Zwischen Abwicklungsstress und Gründungszauber
Eindrücke von einer Reise zu Kunstvermittlungsorten im Deutschen Osten
Von Johannes Stahl
Die Zeit heilt alle Wunden. Auch wenn die Wochenzeitschrift der bürgerlichen deutschen “Intelligenzija” das für die Schrammen der ehemaligen zwei Kulturen in den Landesteilen leisten möchte und zahlreiche Ausstellungen im Wechselverfahren durch deutsche Lande transportiert werden: in der Regel sieht die Kunst aus den beiden Teilen Deutschlands sehr unterschiedlich aus.

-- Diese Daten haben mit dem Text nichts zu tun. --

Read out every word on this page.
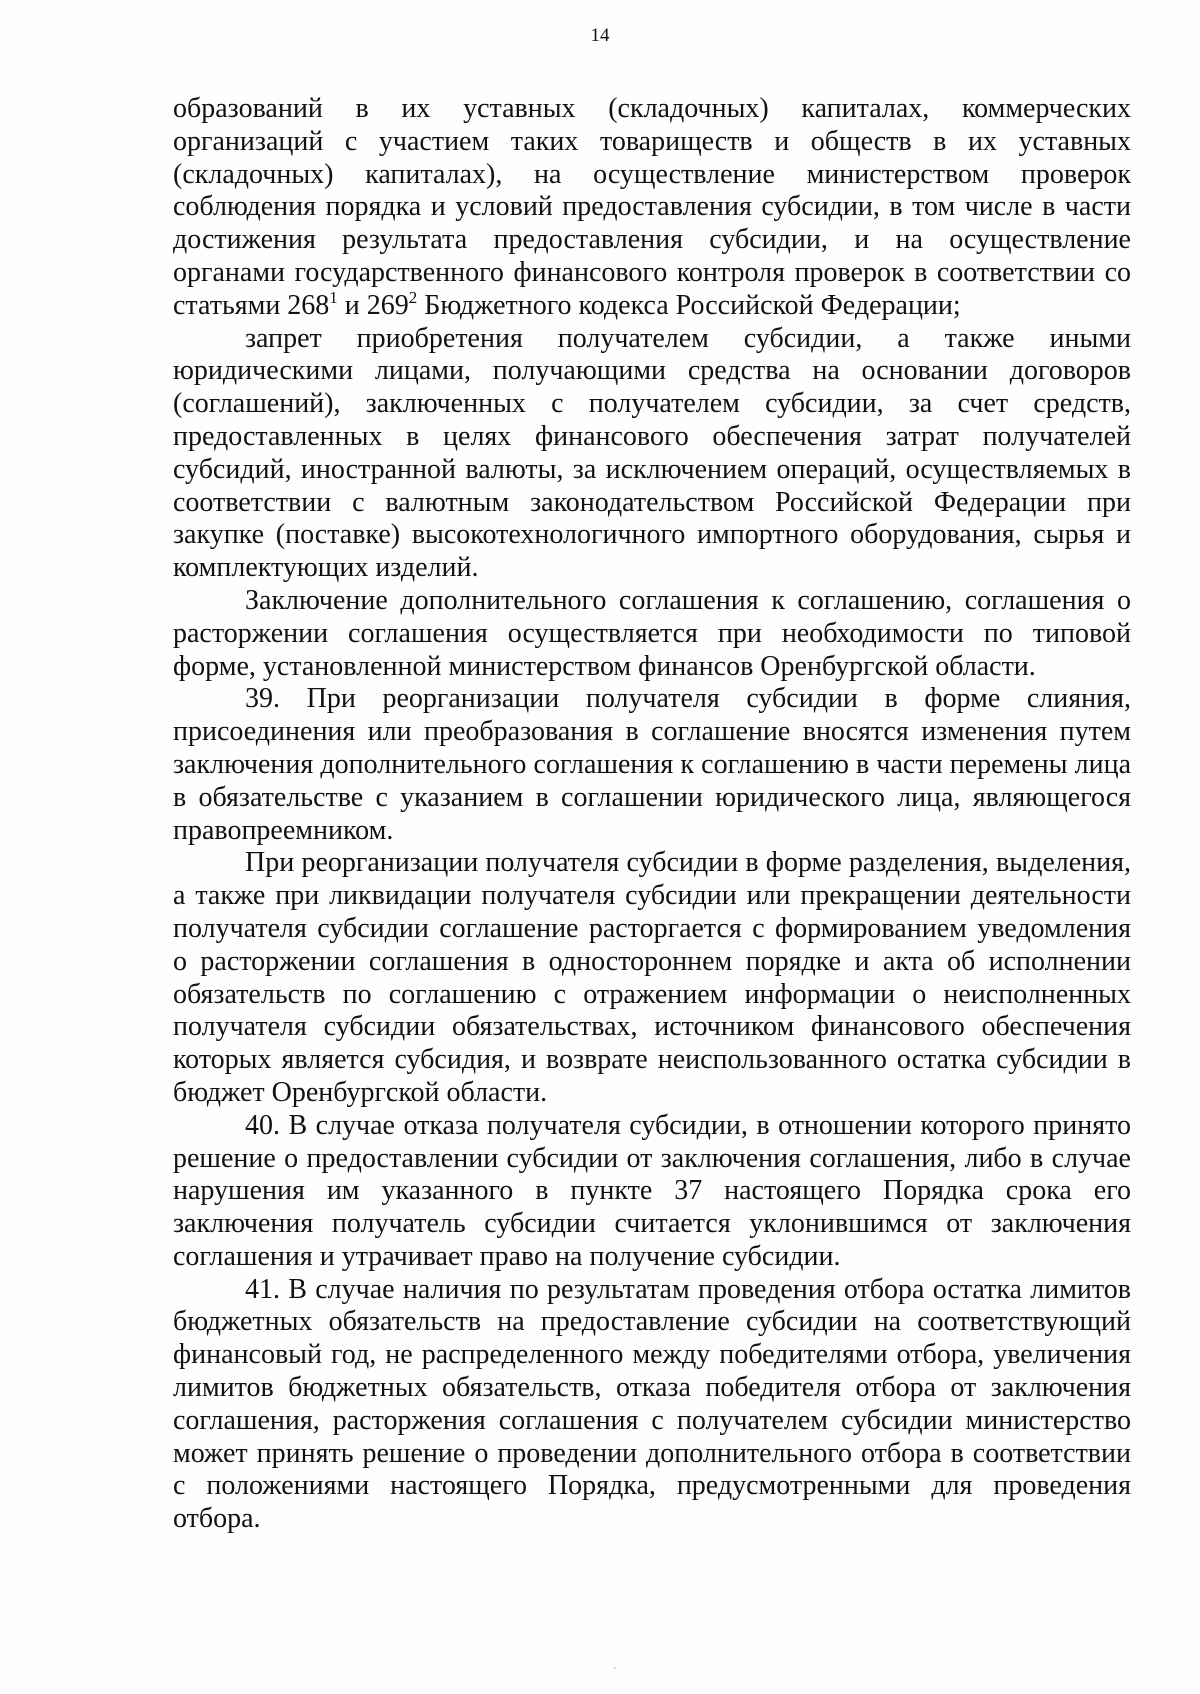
14

образований в их уставных (складочных) капиталах, коммерческих организаций с участием таких товариществ и обществ в их уставных (складочных) капиталах), на осуществление министерством проверок соблюдения порядка и условий предоставления субсидии, в том числе в части достижения результата предоставления субсидии, и на осуществление органами государственного финансового контроля проверок в соответствии со статьями $268^1$ и $269^2$ Бюджетного кодекса Российской Федерации;

запрет приобретения получателем субсидии, а также иными юридическими лицами, получающими средства на основании договоров (соглашений), заключенных с получателем субсидии, за счет средств, предоставленных в целях финансового обеспечения затрат получателей субсидий, иностранной валюты, за исключением операций, осуществляемых в соответствии с валютным законодательством Российской Федерации при закупке (поставке) высокотехнологичного импортного оборудования, сырья и комплектующих изделий.

Заключение дополнительного соглашения к соглашению, соглашения о расторжении соглашения осуществляется при необходимости по типовой форме, установленной министерством финансов Оренбургской области.

39. При реорганизации получателя субсидии в форме слияния, присоединения или преобразования в соглашение вносятся изменения путем заключения дополнительного соглашения к соглашению в части перемены лица в обязательстве с указанием в соглашении юридического лица, являющегося правопреемником.

При реорганизации получателя субсидии в форме разделения, выделения, а также при ликвидации получателя субсидии или прекращении деятельности получателя субсидии соглашение расторгается с формированием уведомления о расторжении соглашения в одностороннем порядке и акта об исполнении обязательств по соглашению с отражением информации о неисполненных получателя субсидии обязательствах, источником финансового обеспечения которых является субсидия, и возврате неиспользованного остатка субсидии в бюджет Оренбургской области.

40. В случае отказа получателя субсидии, в отношении которого принято решение о предоставлении субсидии от заключения соглашения, либо в случае нарушения им указанного в пункте 37 настоящего Порядка срока его заключения получатель субсидии считается уклонившимся от заключения соглашения и утрачивает право на получение субсидии.

41. В случае наличия по результатам проведения отбора остатка лимитов бюджетных обязательств на предоставление субсидии на соответствующий финансовый год, не распределенного между победителями отбора, увеличения лимитов бюджетных обязательств, отказа победителя отбора от заключения соглашения, расторжения соглашения с получателем субсидии министерство может принять решение о проведении дополнительного отбора в соответствии с положениями настоящего Порядка, предусмотренными для проведения отбора.
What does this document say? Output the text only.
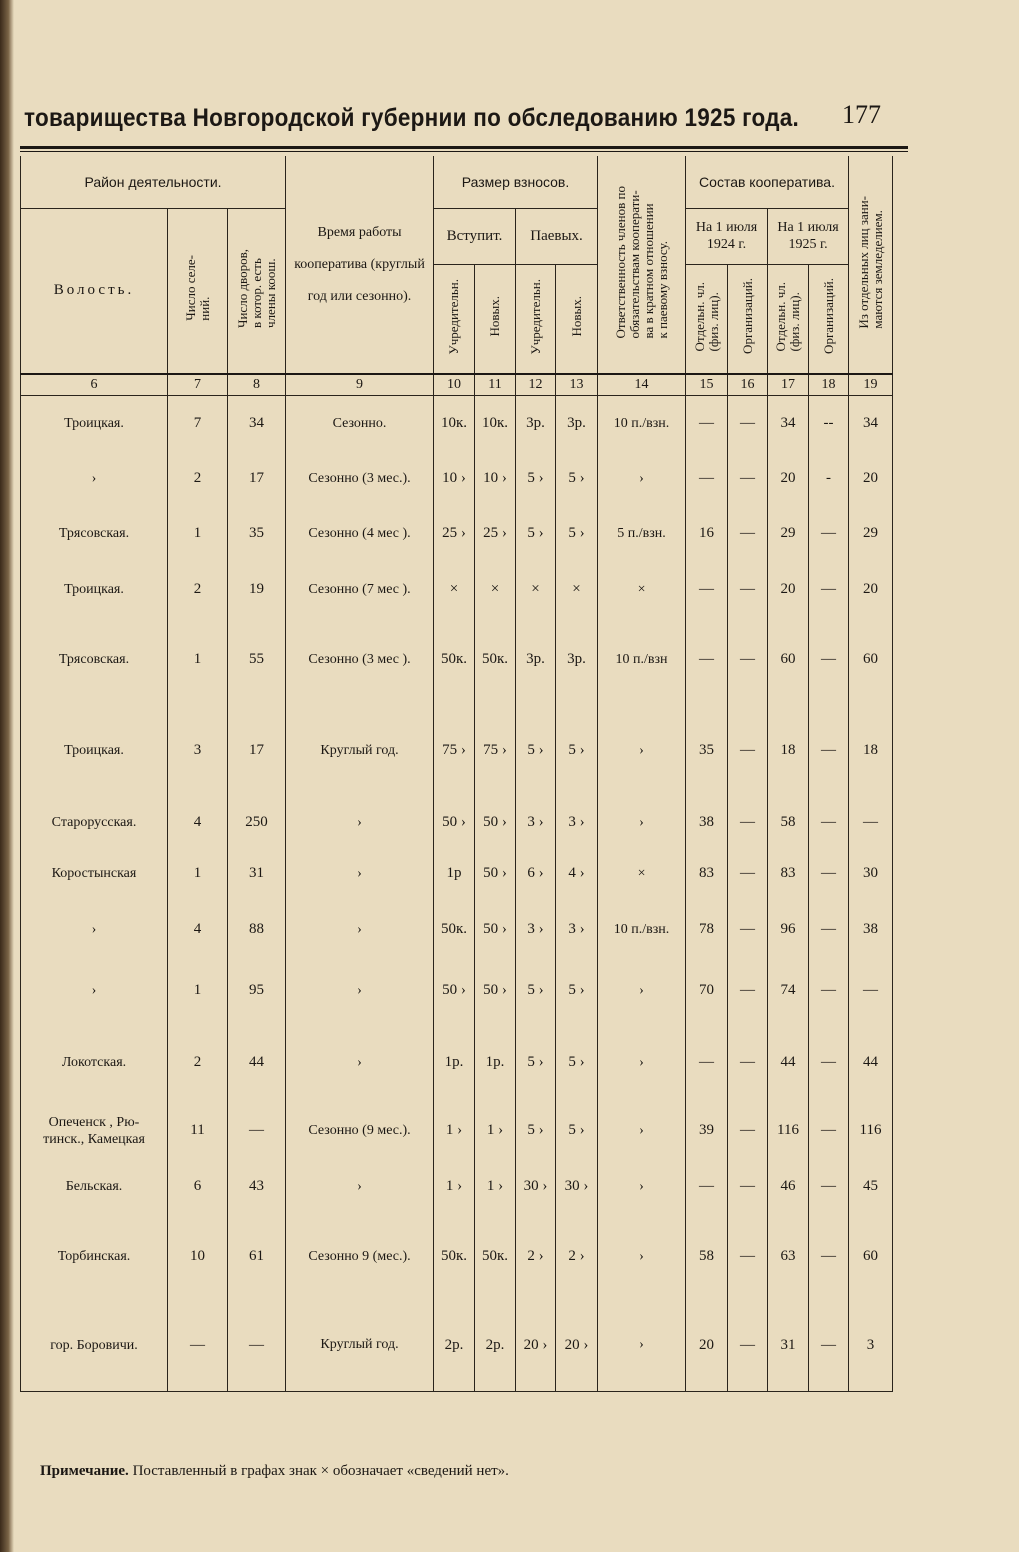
товарищества Новгородской губернии по обследованию 1925 года. 177
Район деятельности.			Время работы кооператива (круглый год или сезонно).	Размер взносов.				Ответственность членов по
обязательствам кооперати-
ва в кратном отношении
к паевому взносу.	Состав кооператива.				Из отдельных лиц зани-
маются земледелием.
Волость.	Число селе-
ний.	Число дворов,
в котор. есть
члены коош.		Вступит.		Паевых.			На 1 июля 1924 г.		На 1 июля 1925 г.		
				Учредительн.	Новых.	Учредительн.	Новых.		Отдельн. чл.
(физ. лиц).	Организаций.	Отдельн. чл.
(физ. лиц).	Организаций.	
6	7	8	9	10	11	12	13	14	15	16	17	18	19
Троицкая.	7	34	Сезонно.	10к.	10к.	3р.	3р.	10 п./взн.	—	—	34	--	34
›	2	17	Сезонно (3 мес.).	10 ›	10 ›	5 ›	5 ›	›	—	—	20	-	20
Трясовская.	1	35	Сезонно (4 мес ).	25 ›	25 ›	5 ›	5 ›	5 п./взн.	16	—	29	—	29
Троицкая.	2	19	Сезонно (7 мес ).	×	×	×	×	×	—	—	20	—	20
Трясовская.	1	55	Сезонно (3 мес ).	50к.	50к.	3р.	3р.	10 п./взн	—	—	60	—	60
Троицкая.	3	17	Круглый год.	75 ›	75 ›	5 ›	5 ›	›	35	—	18	—	18
Старорусская.	4	250	›	50 ›	50 ›	3 ›	3 ›	›	38	—	58	—	—
Коростынская	1	31	›	1р	50 ›	6 ›	4 ›	×	83	—	83	—	30
›	4	88	›	50к.	50 ›	3 ›	3 ›	10 п./взн.	78	—	96	—	38
›	1	95	›	50 ›	50 ›	5 ›	5 ›	›	70	—	74	—	—
Локотская.	2	44	›	1р.	1р.	5 ›	5 ›	›	—	—	44	—	44
Опеченск , Рю-
тинск., Камецкая	11	—	Сезонно (9 мес.).	1 ›	1 ›	5 ›	5 ›	›	39	—	116	—	116
Бельская.	6	43	›	1 ›	1 ›	30 ›	30 ›	›	—	—	46	—	45
Торбинская.	10	61	Сезонно 9 (мес.).	50к.	50к.	2 ›	2 ›	›	58	—	63	—	60
гор. Боровичи.	—	—	Круглый год.	2р.	2р.	20 ›	20 ›	›	20	—	31	—	3
Примечание. Поставленный в графах знак × обозначает «сведений нет».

Sie unterliegt nach wie vor im Osten auch sehr anderen Vermittlungsbedingungen, die vom Westen aus kaum zu überblicken sind, geschweige denn ihre Auswirkungen auf die Arbeiten von Künstlern. Einerseits gibt es eine seltsam flächendeckende Nivellierung, die der an Grundbedürfnissen wie Nahrung und Wohnung orientierten Versorgungskultur der ehemaligen DDR ähnelt; andererseits setzte die zentral geplante Kulturförderung mitunter künstlich anmutende Schwerpunkte. In deutlicher Analogie zu wirtschaftlichen Vorgängen ändern sich nun die Bedingungen für die Kunst im Osten. Das Wort “Abwicklung”, aus der westdeutschen Geschäftssprache stammend und im Osten mit einem nicht im gesamtdeutschen Duden vermerkten negativen Beigeschmack versehen, spielt dabei eine tragende Rolle. Ersetzt oder ersatzlos ausgetauscht wird fast alles: Überzeugungen, Museumsleiter, Finanzierungen, Sammelschwerpunkte. Ein subjektiver Eindruck, wie er anläßlich einer Rundreise entsteht, kann allerdings höchstens Stichworte geben zu einem Vorgang, der ebenso schwer einschätzbar wie kulturpolitisch brisant ist.
Potsdam: auf dem Weg zur Hauptstadt
Was vorher durch Westberlin, den großen weißen Fleck auf der DDR-Landkarte, von der alten Hauptstadt der DDR abgeschnitten war und sich westlichen Touristen nur durch kostspielige Sonderfahrten erschloß, ist jetzt plötzlich IC-Station, Landeshauptstadt und gemütlicher als das nahe Groß-Berlin: Die Stadt Potsdam hat deutlich gewonnen.